Brachial Plexus Injuries
Physicians at the Pediatric Neurosurgery Program evaluate and treat brachial plexus injuries following difficult childbirth or after sustaining a traumatic injury. Participants in the Brachial Plexus Injury Program include neurosurgeons, neurologists, orthopaedic surgeons, plastic surgeons and rehabilitation specialists.
Medically Intractable Epilepsy
Epilepsy is an intermittent derangement of the nervous system due to a sudden, excessive, disorderly electrical discharge of cerebral neurons. More than two-thirds of all epilepsy begins in childhood, when seizures can have damaging results on the child's psychological and physical development. Surgical treatment is highly effective in the treatment of many of the epilepsies that have not responded to medical therapy. Nearly 40 percent of children with partial epilepsy are candidates for surgical therapy.
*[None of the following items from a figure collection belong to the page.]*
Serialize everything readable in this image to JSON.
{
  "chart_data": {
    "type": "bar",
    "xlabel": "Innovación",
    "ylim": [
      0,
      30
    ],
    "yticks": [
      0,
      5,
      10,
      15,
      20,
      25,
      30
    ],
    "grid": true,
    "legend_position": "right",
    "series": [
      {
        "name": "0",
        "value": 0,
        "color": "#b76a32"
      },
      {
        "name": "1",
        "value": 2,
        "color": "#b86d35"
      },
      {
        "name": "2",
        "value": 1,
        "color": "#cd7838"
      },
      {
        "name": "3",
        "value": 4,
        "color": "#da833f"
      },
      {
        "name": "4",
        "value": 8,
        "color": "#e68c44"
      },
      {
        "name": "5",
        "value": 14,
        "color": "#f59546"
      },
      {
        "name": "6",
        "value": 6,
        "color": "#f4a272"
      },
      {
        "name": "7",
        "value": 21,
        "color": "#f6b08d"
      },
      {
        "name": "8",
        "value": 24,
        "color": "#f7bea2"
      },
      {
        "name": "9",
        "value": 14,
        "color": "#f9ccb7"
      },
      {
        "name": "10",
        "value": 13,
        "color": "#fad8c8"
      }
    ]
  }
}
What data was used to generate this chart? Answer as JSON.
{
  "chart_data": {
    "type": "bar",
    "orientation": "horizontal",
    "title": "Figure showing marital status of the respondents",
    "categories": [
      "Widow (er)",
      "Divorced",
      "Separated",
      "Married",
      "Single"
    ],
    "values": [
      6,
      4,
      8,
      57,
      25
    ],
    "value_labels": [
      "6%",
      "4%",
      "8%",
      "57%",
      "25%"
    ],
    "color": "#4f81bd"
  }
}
Pediatric neurosurgeons work in close association with a team of pediatric neurologists and social workers to evaluate children with medically intractable epilepsy to provide the best surgical management and care. The surgeons are experienced in performing hemispherectomies, lobectomies, lesionectomies and placement of vagal nerve stimulators.
Care of children with spasticity requires a comprehensive team of pediatric specialists who can evaluate and treat the children who might benefit from selective dorsal rhizotomy or placement of Baclofen pump. Intramuscular Botulinum toxin injections can also be effective to reduce spasticity in children and adults. In cooperation with our multidisciplinary pediatric team, the Program's physicians strive to improve the lives of patients with spasticity.
The physicians at Cedars-Sinai Spasticity Program perform this surgery.